California law permits counties to assess property tax on commercial airplanes based in part on how much time they spend at a particular airport.
June 09--Three airlines have sued Sacramento County over property tax assessments, demanding refunds totalling $2 million.
Southwest, United and Skywest airlines filed suit last week over the property taxes they pay when they park their jets at Sacramento International Airport. The property taxes are separate from landing fees the airlines are charged for doing business at the airport.
The same three carriers, along with American, AirTran and Envoy airlines, have also sued Los Angeles County over the same issue, demanding a combined $7 million in property tax refunds, according to a report by Bloomberg BNA.
All of the lawsuits focus on the 2009 tax year.
California law permits counties to assess property tax on commercial airplanes based in part on how much time they spend at a particular airport.

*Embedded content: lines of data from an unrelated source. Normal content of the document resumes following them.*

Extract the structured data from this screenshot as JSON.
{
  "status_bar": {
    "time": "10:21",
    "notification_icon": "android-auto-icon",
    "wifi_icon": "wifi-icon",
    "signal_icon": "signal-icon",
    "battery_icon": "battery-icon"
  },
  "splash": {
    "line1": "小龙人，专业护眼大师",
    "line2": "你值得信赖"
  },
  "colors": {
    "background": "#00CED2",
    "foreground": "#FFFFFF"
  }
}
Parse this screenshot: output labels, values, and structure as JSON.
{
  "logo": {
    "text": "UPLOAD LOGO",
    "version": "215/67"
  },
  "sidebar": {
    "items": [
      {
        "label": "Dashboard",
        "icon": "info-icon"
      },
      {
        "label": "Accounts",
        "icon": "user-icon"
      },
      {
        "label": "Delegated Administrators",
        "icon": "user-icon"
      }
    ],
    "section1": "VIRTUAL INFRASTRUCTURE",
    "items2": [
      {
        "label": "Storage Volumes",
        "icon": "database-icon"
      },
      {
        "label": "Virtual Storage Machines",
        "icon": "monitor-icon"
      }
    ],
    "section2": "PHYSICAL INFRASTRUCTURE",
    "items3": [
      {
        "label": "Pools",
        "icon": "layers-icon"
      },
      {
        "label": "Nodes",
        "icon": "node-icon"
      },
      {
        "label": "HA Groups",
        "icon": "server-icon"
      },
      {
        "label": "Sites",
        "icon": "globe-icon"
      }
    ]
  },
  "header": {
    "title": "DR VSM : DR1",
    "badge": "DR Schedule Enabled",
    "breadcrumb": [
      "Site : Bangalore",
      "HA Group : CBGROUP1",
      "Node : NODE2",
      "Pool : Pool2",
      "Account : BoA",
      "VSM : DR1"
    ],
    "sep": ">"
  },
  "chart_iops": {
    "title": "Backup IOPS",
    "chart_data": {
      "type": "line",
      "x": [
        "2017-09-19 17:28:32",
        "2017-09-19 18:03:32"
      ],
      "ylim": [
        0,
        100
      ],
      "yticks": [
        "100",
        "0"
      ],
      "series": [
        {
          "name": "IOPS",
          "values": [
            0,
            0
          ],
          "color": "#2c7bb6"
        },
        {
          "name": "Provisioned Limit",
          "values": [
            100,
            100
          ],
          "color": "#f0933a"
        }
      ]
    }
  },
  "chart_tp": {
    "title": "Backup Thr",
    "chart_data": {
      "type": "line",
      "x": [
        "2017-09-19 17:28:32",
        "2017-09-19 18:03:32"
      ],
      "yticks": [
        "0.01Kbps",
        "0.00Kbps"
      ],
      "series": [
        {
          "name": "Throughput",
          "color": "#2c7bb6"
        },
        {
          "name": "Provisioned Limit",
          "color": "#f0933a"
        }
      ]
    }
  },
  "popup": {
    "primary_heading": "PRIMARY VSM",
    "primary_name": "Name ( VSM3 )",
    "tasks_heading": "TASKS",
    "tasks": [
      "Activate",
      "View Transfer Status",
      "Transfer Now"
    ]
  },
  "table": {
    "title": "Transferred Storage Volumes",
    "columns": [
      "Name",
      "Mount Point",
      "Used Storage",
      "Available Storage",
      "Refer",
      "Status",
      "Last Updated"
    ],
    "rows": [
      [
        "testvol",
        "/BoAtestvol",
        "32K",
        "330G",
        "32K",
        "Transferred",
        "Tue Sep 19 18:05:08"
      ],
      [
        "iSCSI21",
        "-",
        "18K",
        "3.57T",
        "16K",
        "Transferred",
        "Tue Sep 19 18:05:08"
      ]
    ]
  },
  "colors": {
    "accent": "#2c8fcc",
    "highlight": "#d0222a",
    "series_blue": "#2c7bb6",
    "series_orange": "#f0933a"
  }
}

In their lawsuits, the airlines say Sacramento County Assessor Kathleen Kelleher failed to take into account "economic obsolescence" of the planes when making her assessments.
Economic obsolescence includes passenger demand, the amount of revenue generated by the jets and other factors.
Southwest, the largest carrier at Sacramento International, is seeking the largest refund: $1.6 million. United says it is owed $365,000 and Skywest wants $65,000.
Kelleher wasn't immediately available for comment. Nor were attorneys from the airlines' Los Angeles law firm.